In a period of austerity, applications of Legal Tech provide a realistic foundation from which we could rebuild acceptable levels of legal assistance. Severe cuts to civil legal aid have led to the development of a justice system that’s open to those who can afford it but closed to the most vulnerable and in need of its protection. The reach of legal aid cuts is laid bare in the Ministry of Justice’s own statistics. The year before the relevant provisions of the Legal Aid Sentencing and Punishment of Offenders Act (‘LASPO’) came into force, legal aid was granted in 925,000 cases; the year after it came into force, legal aid was only granted in 497,000 cases, a drop of 46 per cent.
The figures fail to tell the story of the human cost incurred as a result of such changes. In a private interview with Amnesty International, Sarah, an appellant in child care proceedings stated: “I feel alone, like I’ve been left in the dark without anywhere to get help…I’m scared about what that will mean for my kids” (Quoted in Amnesty International’s 2016 legal aid report, ‘Cuts that hurt: The impact of legal aid cuts in England on access to justice’).
Technology could be pivotal in helping people like Sarah overcome the growing problem of access to justice. There are many innovative ways we could deploy tech to enable this, and making greater use of online legal platforms would be a good start. Websites containing clear simple legal information and advice are useful for citizens. We have state-provided, online services that provide medical guidance and plenty of resources at www.NHS.uk, and there is no reason, especially for those who cannot afford otherwise, why legal help should not be similarly accessed.
Recent statistics from the Office for National Statistics suggest that 87% of British adults use the internet daily or almost daily. In contrast, the majority of citizens in England and Wales are unable to afford the services of lawyers and the courts.
Increasingly people are turning to online legal services for basic guidance on procedural and substantive issues. There are some quite basic online legal services available to citizens, for example the information available on https://www.citizensadvice.org.uk. Many of these kinds of legal services websites contain some static information about the services offered, electronic versions of paper flyers and brochures, and links to resources.
So where do we go from here?
One promising development in the web-based delivery of legal information is the provision of more interactive resources within these platforms, including document automation. Through the use of document automation we can generate polished and customised documents using information from the user’s responses to a simple questionnaire. The user is given sufficient information to answer simple questions and the underlying software incorporates those answers within a standard form to produce a completed document.
To help with statement drafting in child care proceedings, Lucy Yeatman and I created a simple informative web-based questionnaire using Contract Mill.
The current template provided on Gov.uk includes complex questions, which can be intimidating and difficult to understand.

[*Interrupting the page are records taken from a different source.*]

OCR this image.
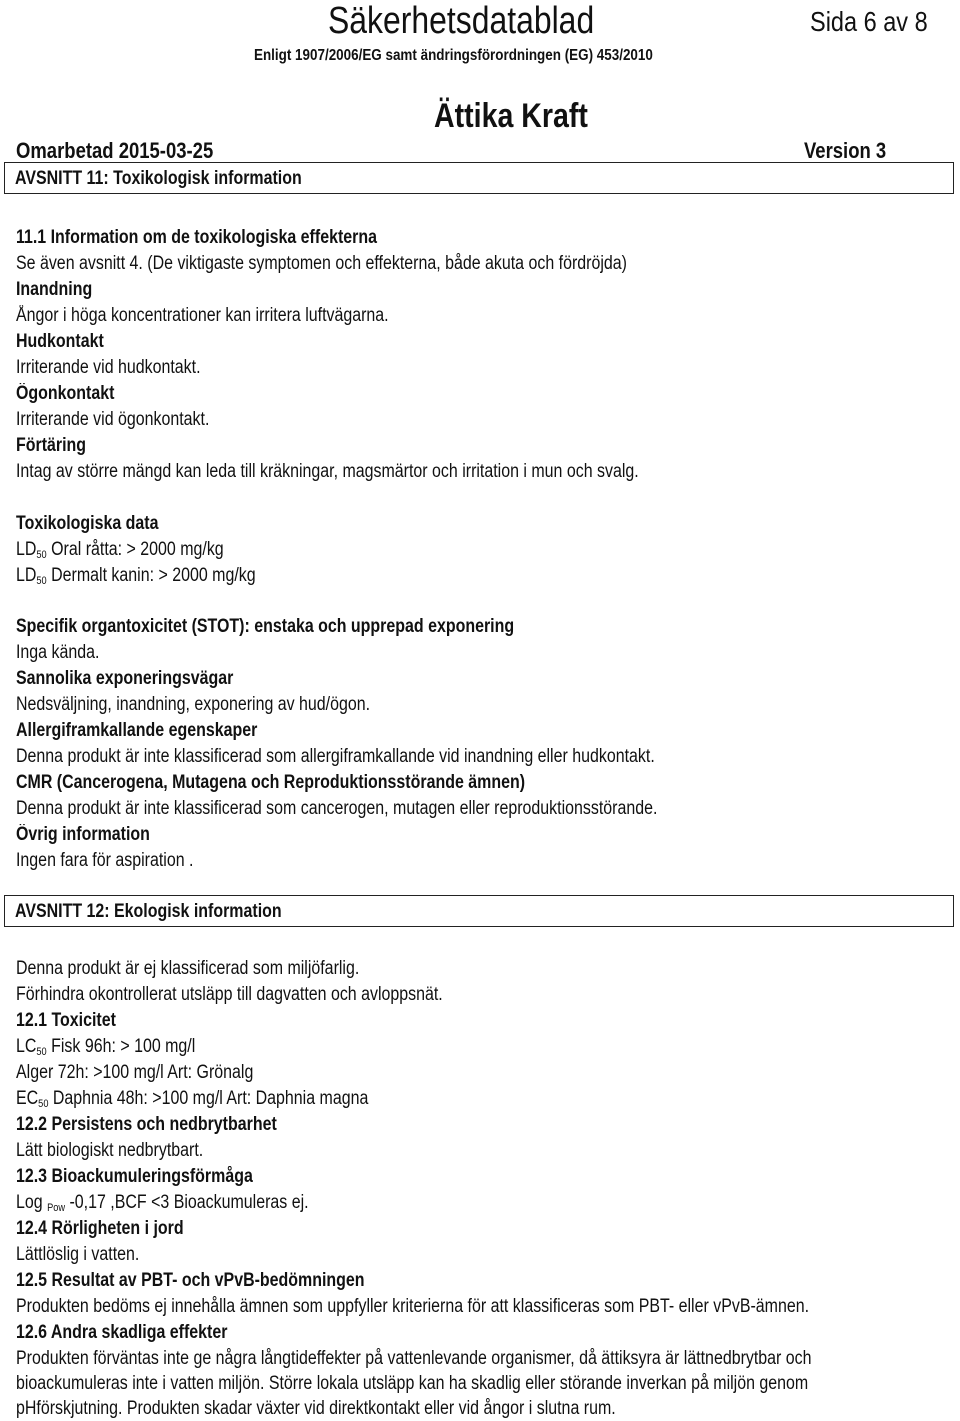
Säkerhetsdatablad	Sida 6 av 8
Enligt 1907/2006/EG samt ändringsförordningen (EG) 453/2010
Ättika Kraft
Omarbetad 2015-03-25	Version 3
AVSNITT 11: Toxikologisk information
11.1 Information om de toxikologiska effekterna
Se även avsnitt 4. (De viktigaste symptomen och effekterna, både akuta och fördröjda)
Inandning
Ångor i höga koncentrationer kan irritera luftvägarna.
Hudkontakt
Irriterande vid hudkontakt.
Ögonkontakt
Irriterande vid ögonkontakt.
Förtäring
Intag av större mängd kan leda till kräkningar, magsmärtor och irritation i mun och svalg.
Toxikologiska data
$LD_{50}$ Oral råtta: > 2000 mg/kg
$LD_{50}$ Dermalt kanin: > 2000 mg/kg
Specifik organtoxicitet (STOT): enstaka och upprepad exponering
Inga kända.
Sannolika exponeringsvägar
Nedsväljning, inandning, exponering av hud/ögon.
Allergiframkallande egenskaper
Denna produkt är inte klassificerad som allergiframkallande vid inandning eller hudkontakt.
CMR (Cancerogena, Mutagena och Reproduktionsstörande ämnen)
Denna produkt är inte klassificerad som cancerogen, mutagen eller reproduktionsstörande.
Övrig information
Ingen fara för aspiration .
AVSNITT 12: Ekologisk information
Denna produkt är ej klassificerad som miljöfarlig.
Förhindra okontrollerat utsläpp till dagvatten och avloppsnät.
12.1 Toxicitet
$LC_{50}$ Fisk 96h: > 100 mg/l
Alger 72h: >100 mg/l Art: Grönalg
$EC_{50}$ Daphnia 48h: >100 mg/l Art: Daphnia magna
12.2 Persistens och nedbrytbarhet
Lätt biologiskt nedbrytbart.
12.3 Bioackumuleringsförmåga
Log $_{Pow}$ -0,17 ,BCF <3 Bioackumuleras ej.
12.4 Rörligheten i jord
Lättlöslig i vatten.
12.5 Resultat av PBT- och vPvB-bedömningen
Produkten bedöms ej innehålla ämnen som uppfyller kriterierna för att klassificeras som PBT- eller vPvB-ämnen.
12.6 Andra skadliga effekter
Produkten förväntas inte ge några långtideffekter på vattenlevande organismer, då ättiksyra är lättnedbrytbar och
bioackumuleras inte i vatten miljön. Större lokala utsläpp kan ha skadlig eller störande inverkan på miljön genom
pHförskjutning. Produkten skadar växter vid direktkontakt eller vid ångor i slutna rum.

Contract Mill enabled us to include extensive guidance notes and clear explanations in plain English so that anyone, even those with no legal knowledge or experience, can complete a document conveniently at a time and place that suits them.
Lucy and I have broken every single question down into manageable sub-questions. We thought about what the question was asking and we tried to frame it in a way which a user could easily understand. We are still working on the application and we hope to have it running very soon.
As Joel Tito from the Centre for Public Impact states “most engagement with the law still requires the costly intervention of a legal expert. It is here that recent developments in AI can have the most impact. If the legal reasoning process is capable of automation, access to justice would no longer be in the hands of a profession which has a pecuniary interest in maintaining a monopoly over legal services”.
In practice, we are far away from that capability. However, this ‘AI buzz’ has led to many believing that technology is either going to replace judges or shatter the evolution of law. In reality, when can recognize a particular technology’s extreme novelty, we can benefit from its efficiencies whilst we trial it at arm’s length. We can provide feedback and enable it to develop into the swift competent service we need it to be.
Whilst reading Tomorrow’s Lawyers by Richard Susskind, I was greatly inspired by a quote he drew attention to: “perfect is the enemy of the good”. A tech solution which may have a few weaknesses which we could work on and develop should be compared with what we actually have today, a system that is too expensive, inaccessible and barely understandable to those with no legal knowledge. I believe that in this period of austerity, simple applications of tech will be the solution that enables us to reform our court system.